McDonald's Is Being Praised By Health Advocates for Making This Change
McDonald's recently announced it would be getting rid of toxic PFAS chemicals from its packaging by 2025, and environmental advocates and health experts are applauding the chain's decision. In fact, they are urging other national fast-food companies to follow the burger giant's example and make the same pledge.
The announcement by McDonald's came after a study, conducted by environmental advocacy groups Toxic-Free Future and Mind the Store, found high levels of the PFAS toxin in food wrappers and containers used at some of the country's biggest fast-food chains, including McDonald's and Burger King. These chemicals in fast-food packaging can end up harming consumers' health by leaching into the food, and will ultimately harm the environment by polluting the soil after the packaging is discarded. (Related: McDonald's Is Making These 8 Major Upgrades.)
McDonald's was the first large national chain to spring into action and promise to phase out the packaging containing the man-made toxins.
"We're proud to take another step in our product stewardship journey with our commitment to remove all added fluorinated compounds from our guest packaging materials globally by 2025," the company said in its announcement.
Danielle Melgar, an advocate for the U.S. Public Interest Research Group Education Fund, told Public News Service the benefit of having McDonald's on board with the toxin phase-out mission is twofold.
"As the largest burger chain in the world, this commitment matters for two reasons," Melgar contended. "First, that's just a lot of packaging that will be PFAS-free by 2025. And second, this may help move other companies to make similar commitments."

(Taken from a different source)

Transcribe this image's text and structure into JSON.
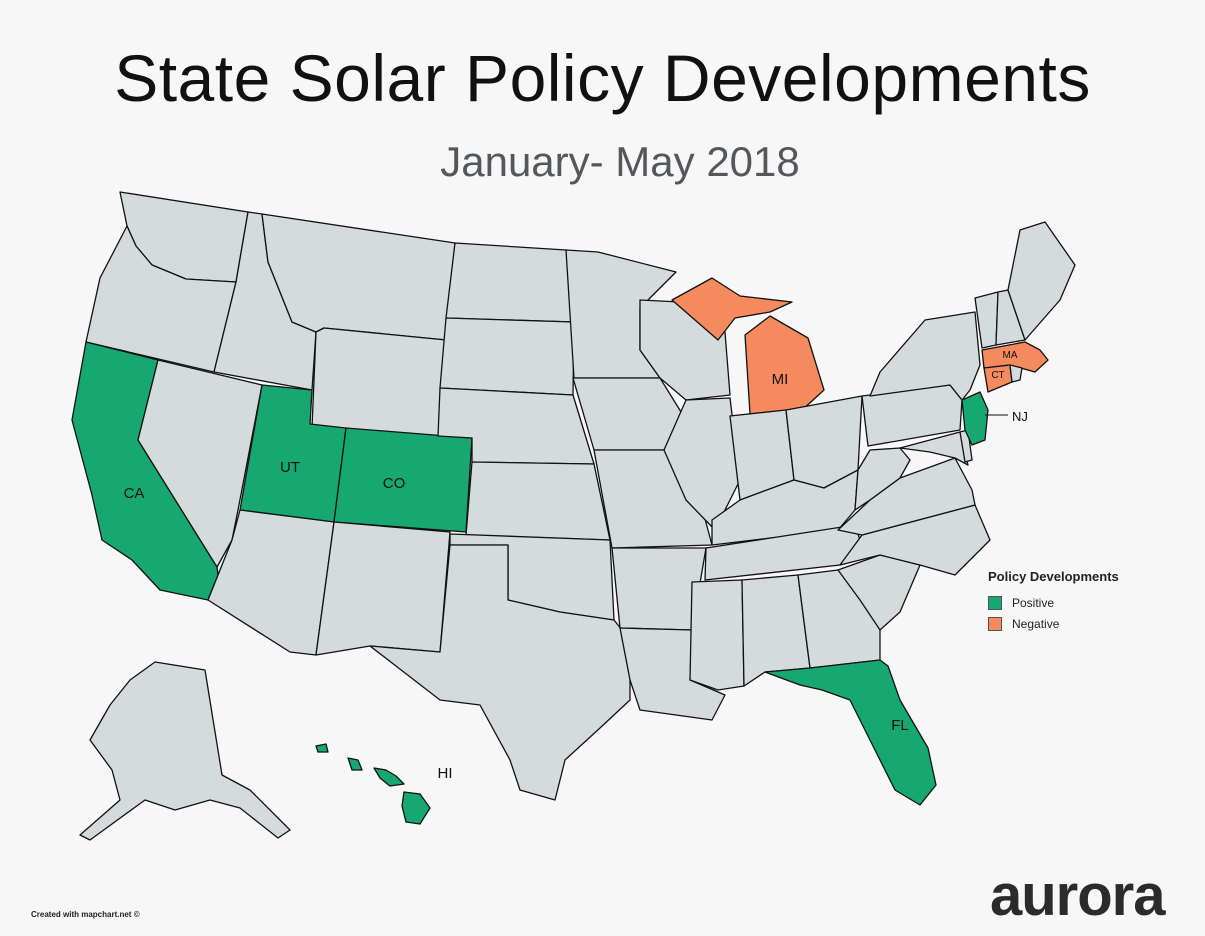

However, some still think McDonald's could do better. Mind the Store campaign director Mike Schade said the chain should work to phase out PFAS faster.
"Four years is far too long for their customers and frontline communities to continue to be polluted by these unnecessary forever chemicals," he says. "We urge McDonald's to phase these chemicals out by 2022 and ensure substitutes are safe and reusable. Other major fast-food chains like Burger King and Wendy's should join them in driving PFAS out of food packaging."